Redefine Income Fund today announced an increase in distribution from the first quarter of 6.2% to 13.8 cents per linked unit for its second quarter ended 28 February 2009, despite adverse economic conditions locally and globally.
Together with the first quarter distribution of 13 cents per linked unit, the total distributions for the six-month period amounts to 26.8 cents per linked unit, representing a slight decrease of 1% on the distributions for the comparable period.
Redefine CEO Brian Azizollahoff explains that growth in earnings in the first six months of the year has been adversely affected mainly by a slowdown in sales of sectional title trading stock, together with delays in transfers of sold units to purchasers as profit is only recognised on transfer. On a positive note, there has been increased interest from purchasers in Redefine’s sectional title office scheme, Buchanan/Newmarket.
In regards to the Redefine/ApexHi/Madison merger, Redefine issued revised listing particulars which referred to a forecast distribution for the year to 31 August 2009 of 62.6 cents without taking into account the effects of the merger. This forecast was prepared using actual results for the four months to 31 December 2008, and forecast results for the remainder of the year.

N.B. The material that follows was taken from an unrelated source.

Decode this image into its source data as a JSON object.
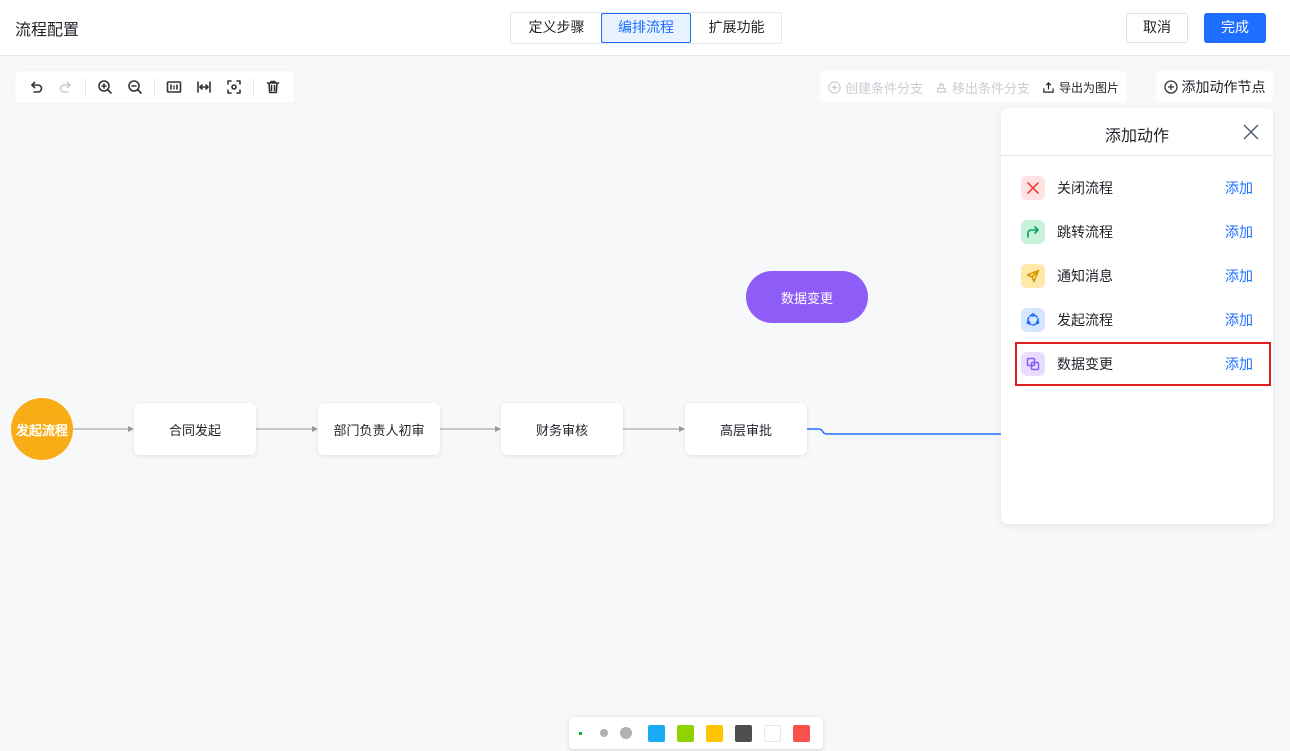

In terms of future performance and outlook, since the release of that forecast there has been a greater than expected deterioration in the overall economy and consequently the property market. The forecast could be impacted by lower distributions from Redefine’s portfolio of listed securities, its joint ventures and slower sales in property trading, exacerbated by delays in transfer. However it is expected that income from the core property portfolio will be in line with the forecast.

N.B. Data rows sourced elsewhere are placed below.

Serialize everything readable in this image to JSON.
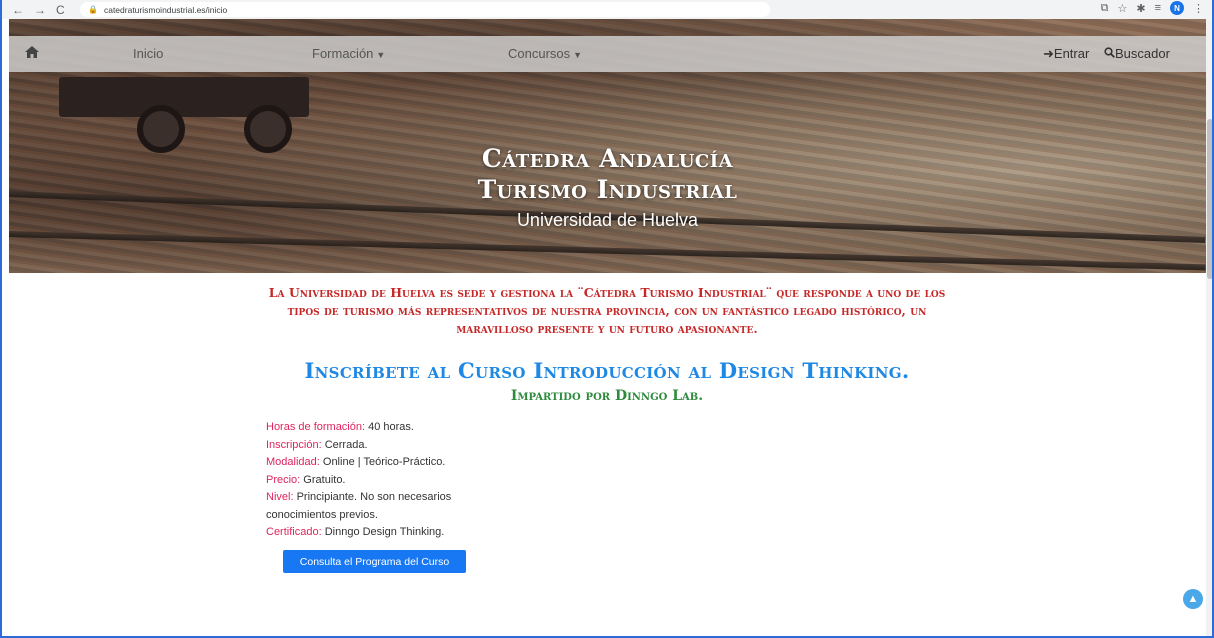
{
  "browser": {
    "url": "catedraturismoindustrial.es/inicio",
    "avatar_initial": "N",
    "icons": [
      "back-icon",
      "forward-icon",
      "reload-icon",
      "lock-icon",
      "share-icon",
      "star-icon",
      "extensions-icon",
      "reading-list-icon",
      "menu-icon"
    ]
  },
  "nav": {
    "home_icon": "home-icon",
    "inicio": "Inicio",
    "formacion": "Formación",
    "concursos": "Concursos",
    "entrar": "Entrar",
    "buscador": "Buscador"
  },
  "hero": {
    "title_line1": "Cátedra Andalucía",
    "title_line2": "Turismo Industrial",
    "subtitle": "Universidad de Huelva"
  },
  "intro": {
    "text": "La Universidad de Huelva es sede y gestiona la ¨Cátedra Turismo Industrial¨ que responde a uno de los tipos de turismo más representativos de nuestra provincia, con un fantástico legado histórico, un maravilloso presente y un futuro apasionante."
  },
  "course": {
    "title": "Inscríbete al Curso Introducción al Design Thinking.",
    "subtitle": "Impartido por Dinngo Lab.",
    "details": [
      {
        "label": "Horas de formación:",
        "value": " 40 horas."
      },
      {
        "label": "Inscripción:",
        "value": " Cerrada."
      },
      {
        "label": "Modalidad:",
        "value": " Online | Teórico-Práctico."
      },
      {
        "label": "Precio:",
        "value": " Gratuito."
      },
      {
        "label": "Nivel:",
        "value": " Principiante. No son necesarios conocimientos previos."
      },
      {
        "label": "Certificado:",
        "value": " Dinngo Design Thinking."
      }
    ],
    "button_label": "Consulta el Programa del Curso"
  },
  "colors": {
    "intro_red": "#c62828",
    "title_blue": "#1e88e5",
    "subtitle_green": "#2e8b3e",
    "label_pink": "#e0245e",
    "button_blue": "#1877f2"
  }
}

“It is difficult to predict the level of property trading sales which will be achieved as these are, by their very nature, lumpy. However, it is expected that income from the core property portfolio will be in line with the forecast,” says Azizollahoff.

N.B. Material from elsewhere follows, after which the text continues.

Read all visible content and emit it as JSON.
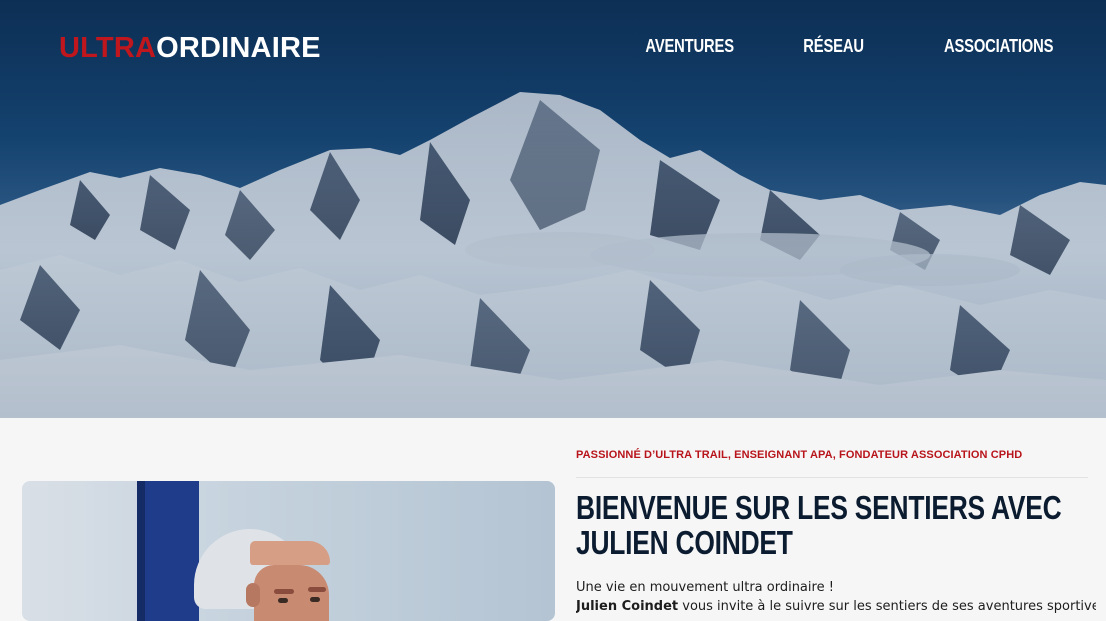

At the close of the quarter, Redefine’s assets totaled R10 billion with a market capitalisation of R6 billion and Net Asset Value (NAV) of R6.92 per linked unit. Gearing is at a conservative 36.5%.
Managing its exposure to the cost of debt, Redefine decreased its borrowings by R63 million from August 2008. The company’s total debt of R3.6 billion represents a loan to value ratio of 36.5%, slightly higher that the 35.2% reported at the end of August 2008 as a result of the drop in value of the listed portfolio. The current average all-inclusive interest rate of Redefine’s borrowings has decreased to 9.9% from 10.5% in August 2008. The interest rate is fixed on 88.6% of its borrowings for an average period of five years.
At the end of February Redefine’s total property portfolio of R5.7 billion was comprised of 97 properties and properties for development and trading and constituted 58.8% of Redefine’s total non-current assets, slightly higher than the 56.8% in August 2008.
During the period under review, 29,632m2 of vacant space was leased and leases in respect of 38,408m2 were renewed. The unfavourable economic conditions are reflected in Redefine’s vacancy rates which increased from 4.8% of GLA at the end August 2008 to 5.9% at the close of February 2009. This has been reduced to 5.1% as of the end of April 2009. By GLA, 53.7% of Redefine’s leases expire in 2012 and beyond.
In April 2009, the proposed acquisition by Redefine of Madison Property Fund Limited and ApexHi Properties Limited was supported by shareholders of all three companies. This transaction will create one of the largest listed property companies in South Africa, with an estimated market capitalisation of more than R18 billion.
In addition to the sanctioning by the High Court and the registration by CIPRO of such Court Orders, the merger is conditional upon the approval of the Competition Authorities and further announcements in this regard will be released on SENS and published in the press in due course.
“We are pleased with the outcome of this transaction to date. The new Redefine is set to benefit from increased earnings, a sound management base drawn from the three companies, increased international investor interest, better access to funding, cost savings and enhanced competitiveness,” notes Azizollahoff.